The top section of the control panel allows you to see a bank of inputs at all times, preamps, line inputs, adat or spdif, which is great, my old tired eyes found the level metering could do with a little more contrast here as the meter bars are necessarily on the thin side. Routing is drag and drop, anything to anything, nicely colour coded and works well. A rubber band function for multiple selection would be nice.

I think it is fair to say that as a new product the Zen Studio has software that is perfectly functional but there is more to come and more to be done. I found a metering anomaly on the preamp inputs at line level and I’m sure users are knocking on the Antelope door for interface tweaks (for instance something to make handling multiple channels in the mixer easier) and more DSP options. EQ and Dynamics are a good start, though I think the compressor could be easier to use. Reverb I understand is coming soon and delay would also be nice as would MS processing and well all the usual DSP stuff.

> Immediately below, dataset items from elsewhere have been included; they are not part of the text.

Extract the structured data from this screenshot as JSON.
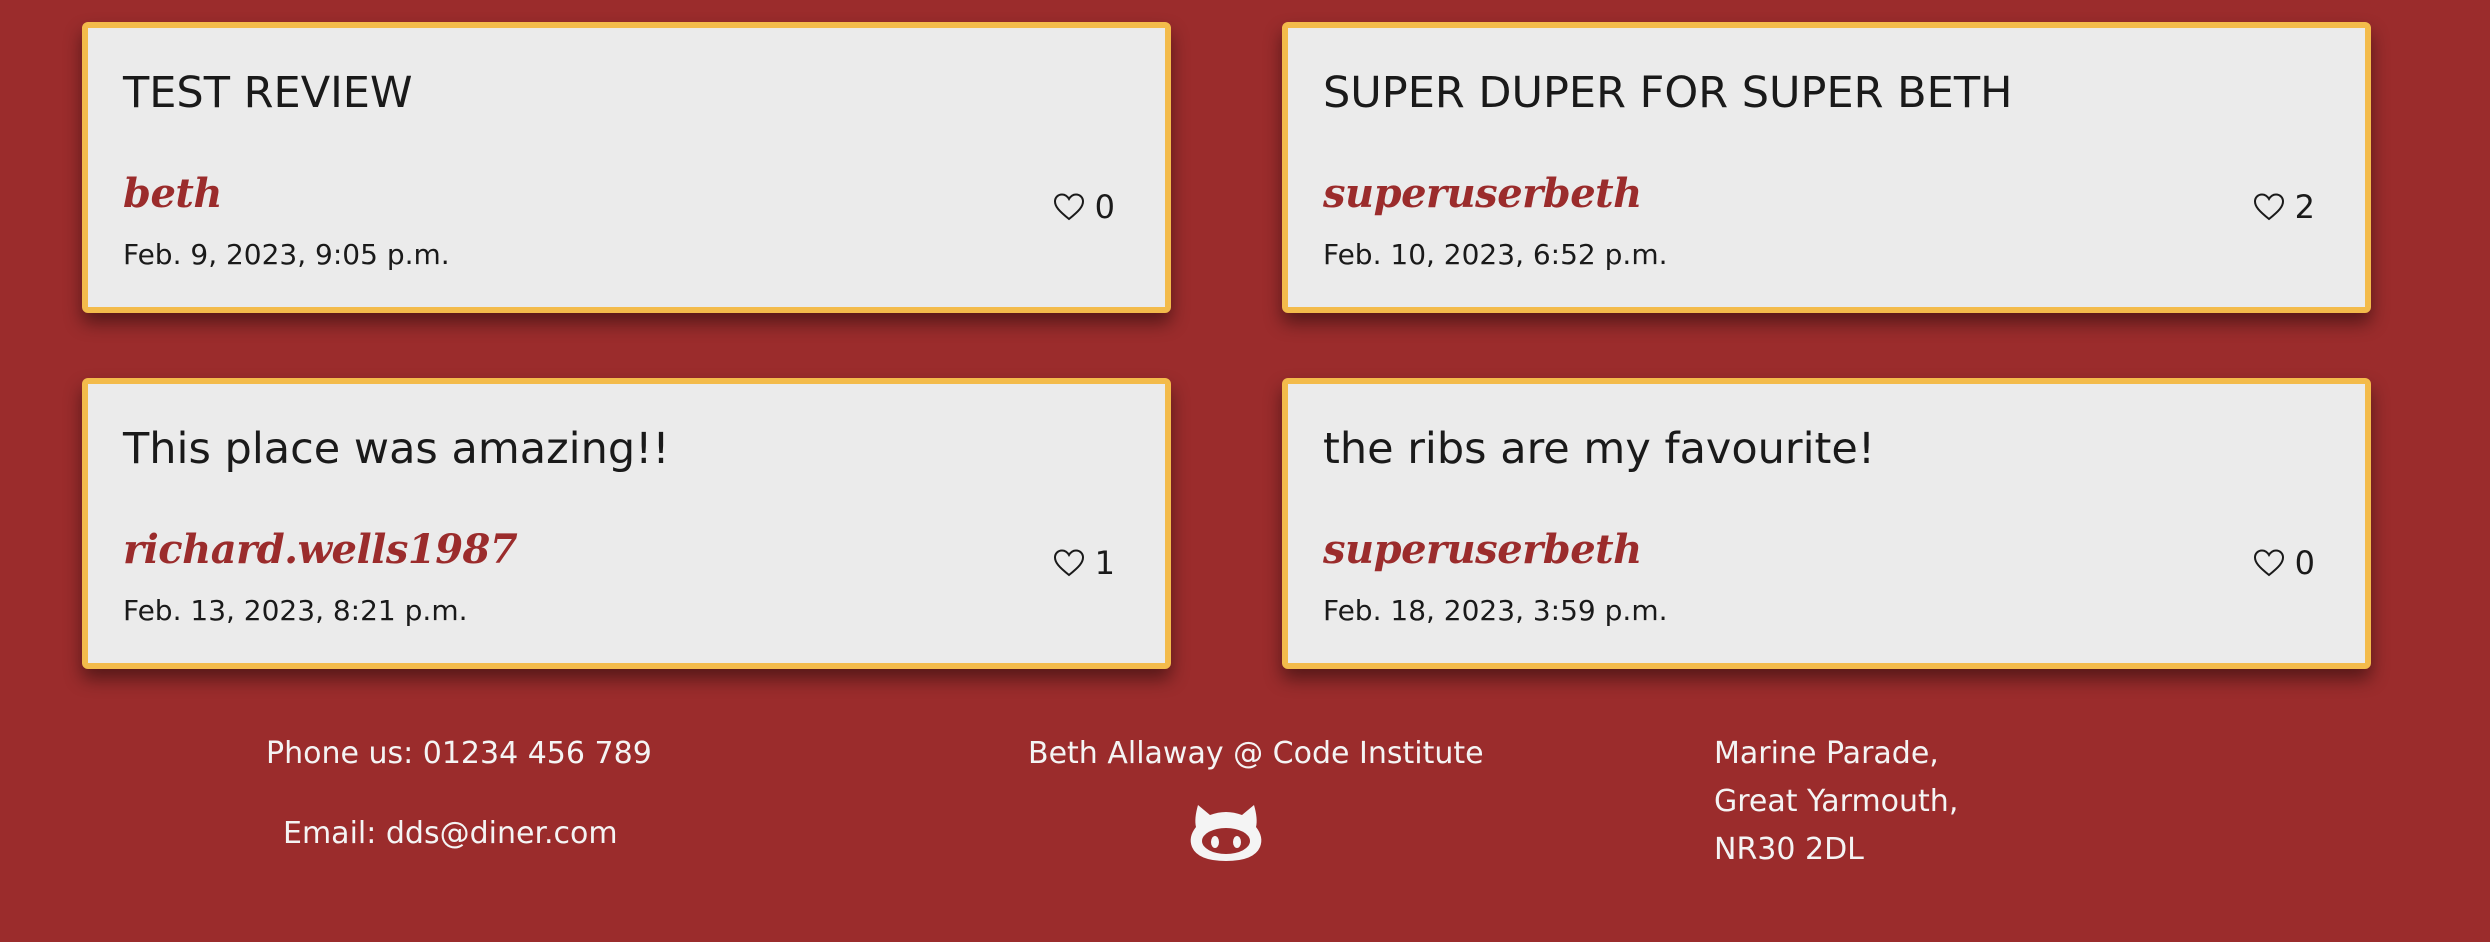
{
  "reviews": [
    {
      "title": "TEST REVIEW",
      "author": "beth",
      "date": "Feb. 9, 2023, 9:05 p.m.",
      "likes": "0"
    },
    {
      "title": "SUPER DUPER FOR SUPER BETH",
      "author": "superuserbeth",
      "date": "Feb. 10, 2023, 6:52 p.m.",
      "likes": "2"
    },
    {
      "title": "This place was amazing!!",
      "author": "richard.wells1987",
      "date": "Feb. 13, 2023, 8:21 p.m.",
      "likes": "1"
    },
    {
      "title": "the ribs are my favourite!",
      "author": "superuserbeth",
      "date": "Feb. 18, 2023, 3:59 p.m.",
      "likes": "0"
    }
  ],
  "footer": {
    "phone": "Phone us: 01234 456 789",
    "email": "Email: dds@diner.com",
    "credit": "Beth Allaway @ Code Institute",
    "github_icon": "github-icon",
    "address": [
      "Marine Parade,",
      "Great Yarmouth,",
      "NR30 2DL"
    ]
  },
  "colors": {
    "background": "#9b2c2c",
    "card": "#ebebeb",
    "card_border": "#f3bb4b",
    "author": "#9b2c2c",
    "footer_text": "#f4f4f4"
  }
}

I’ve managed to get to the end of the review without dwelling on two of the most controversial aspects of the Zen – it has no rack ears, and worse in some people’s eyes, it has a handle at one end and the ADAT connectors at the other. If you read the forums you’ll find a few frothers, being much the same people who obsess over whether the mic amps sound like Neve or APIs. To be honest I could handle it, but then I wasn’t racking it. Antelope say this is a box to go on the move with hence the handle. In summary I think the Antelope is a brilliant box – huge analogue connectivity and USB bandwidth and sounds great, with quality mic amps and convertors. On top of this foundation FPGA inside means serious room to grow as far as DSP is concerned. I love it. I think I will hang some cables through that handle, just for the hell of it.